Don't repeat what introspection discovers:

  • Table names and column lists (auto-discovered)
  • Column data types (auto-discovered)
  • Row counts (auto-discovered)

Focus on the meaning behind the schema, not the schema itself.

Pull in external references

Use [include:Title](https://…) anywhere in the file to fetch a web page at project-load time and splice its content into the system prompt. Useful for pointing the LLM at fuel-code glossaries, data-source documentation, or anything else that lives elsewhere and changes occasionally.
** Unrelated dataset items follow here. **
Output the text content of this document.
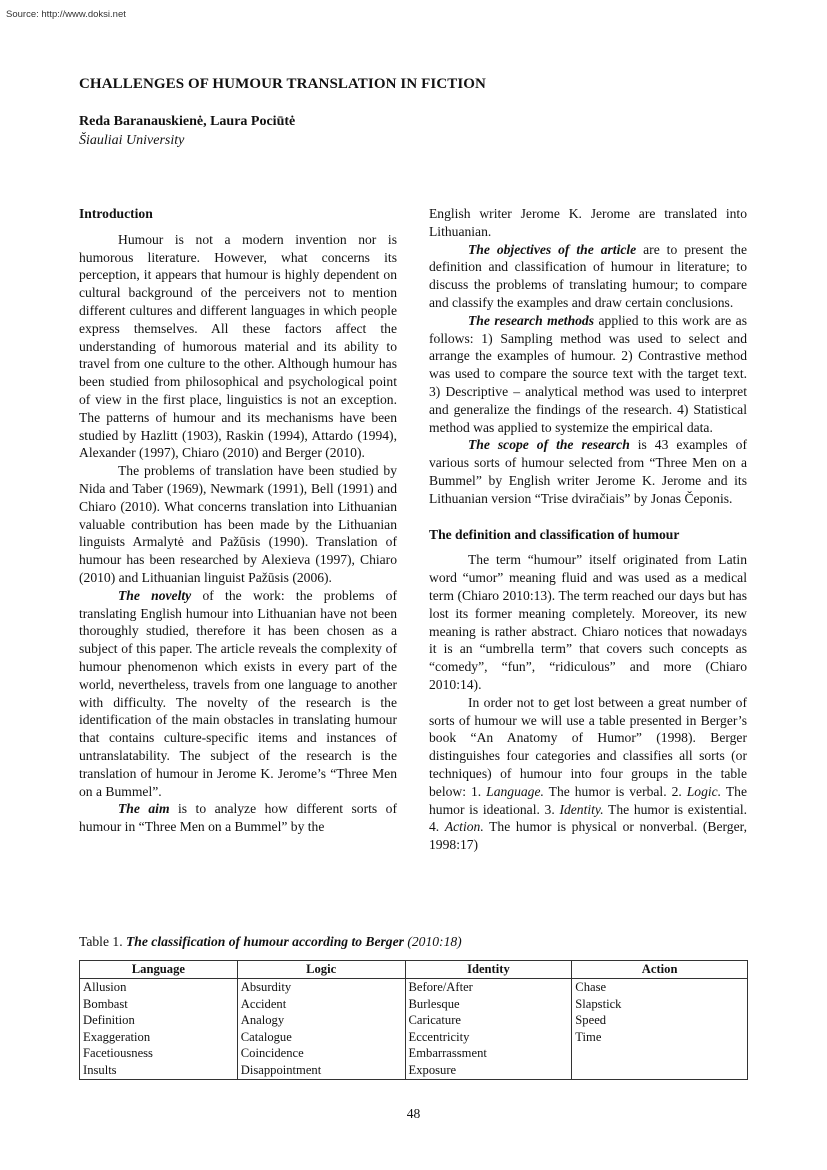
Source: http://www.doksi.net
CHALLENGES OF HUMOUR TRANSLATION IN FICTION
Reda Baranauskienė, Laura Pociūtė
Šiauliai University
Introduction

Humour is not a modern invention nor is humorous literature. However, what concerns its perception, it appears that humour is highly dependent on cultural background of the perceivers not to mention different cultures and different languages in which people express themselves. All these factors affect the understanding of humorous material and its ability to travel from one culture to the other. Although humour has been studied from philosophical and psychological point of view in the first place, linguistics is not an exception. The patterns of humour and its mechanisms have been studied by Hazlitt (1903), Raskin (1994), Attardo (1994), Alexander (1997), Chiaro (2010) and Berger (2010).

The problems of translation have been studied by Nida and Taber (1969), Newmark (1991), Bell (1991) and Chiaro (2010). What concerns translation into Lithuanian valuable contribution has been made by the Lithuanian linguists Armalytė and Pažūsis (1990). Translation of humour has been researched by Alexieva (1997), Chiaro (2010) and Lithuanian linguist Pažūsis (2006).

The novelty of the work: the problems of translating English humour into Lithuanian have not been thoroughly studied, therefore it has been chosen as a subject of this paper. The article reveals the complexity of humour phenomenon which exists in every part of the world, nevertheless, travels from one language to another with difficulty. The novelty of the research is the identification of the main obstacles in translating humour that contains culture-specific items and instances of untranslatability. The subject of the research is the translation of humour in Jerome K. Jerome’s “Three Men on a Bummel”.

The aim is to analyze how different sorts of humour in “Three Men on a Bummel” by the

English writer Jerome K. Jerome are translated into Lithuanian.

The objectives of the article are to present the definition and classification of humour in literature; to discuss the problems of translating humour; to compare and classify the examples and draw certain conclusions.

The research methods applied to this work are as follows: 1) Sampling method was used to select and arrange the examples of humour. 2) Contrastive method was used to compare the source text with the target text. 3) Descriptive – analytical method was used to interpret and generalize the findings of the research. 4) Statistical method was applied to systemize the empirical data.

The scope of the research is 43 examples of various sorts of humour selected from “Three Men on a Bummel” by English writer Jerome K. Jerome and its Lithuanian version “Trise dviračiais” by Jonas Čeponis.

The definition and classification of humour

The term “humour” itself originated from Latin word “umor” meaning fluid and was used as a medical term (Chiaro 2010:13). The term reached our days but has lost its former meaning completely. Moreover, its new meaning is rather abstract. Chiaro notices that nowadays it is an “umbrella term” that covers such concepts as “comedy”, “fun”, “ridiculous” and more (Chiaro 2010:14).

In order not to get lost between a great number of sorts of humour we will use a table presented in Berger’s book “An Anatomy of Humor” (1998). Berger distinguishes four categories and classifies all sorts (or techniques) of humour into four groups in the table below: 1. Language. The humor is verbal. 2. Logic. The humor is ideational. 3. Identity. The humor is existential. 4. Action. The humor is physical or nonverbal. (Berger, 1998:17)

Table 1. The classification of humour according to Berger (2010:18)
Language	Logic	Identity	Action
Allusion	Absurdity	Before/After	Chase
Bombast	Accident	Burlesque	Slapstick
Definition	Analogy	Caricature	Speed
Exaggeration	Catalogue	Eccentricity	Time
Facetiousness	Coincidence	Embarrassment	
Insults	Disappointment	Exposure	
48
Fuel code meanings come from the EIA's
[include:Electricity Monthly Glossary](https://www.eia.gov/tools/glossary/index.php?id=electricity).
  • Only HTML, plain-text, and JSON responses are inlined. PDFs, images, and other binary formats are skipped (the directive stays as a plain markdown link so the LLM still sees the pointer). Link to an HTML or text rendering of the reference when one exists.
  • HTML is stripped to plain text.
  • Each URL is capped at 20 KB (override with the SCHEMA_INCLUDE_MAX_BYTES env var) and fetched once per project load.
  • If a fetch fails, the original [include:…](url) markdown link is left in place so the LLM still sees the pointer.
  • Set SCHEMA_INCLUDE_MAX_BYTES=0 to skip resolution entirely. The directives stay in the prompt as plain markdown links, which is the escape hatch when a linked page pushes the system prompt past a small-context model's token limit (common on the free GitHub Models tier).
  • Only public hosts are fetched. URLs pointing at localhost, private IP ranges, or .internal/.local hostnames are blocked to mitigate SSRF from a malicious project file. Set SCHEMA_INCLUDE_ALLOW_PRIVATE_HOSTS=1 to opt in when a project genuinely references an internal documentation server. Redirects are not followed — link to the final URL directly.

File location

By default, datasight looks for schema_description.md in the project directory. Override with the SCHEMA_DESCRIPTION_PATH environment variable.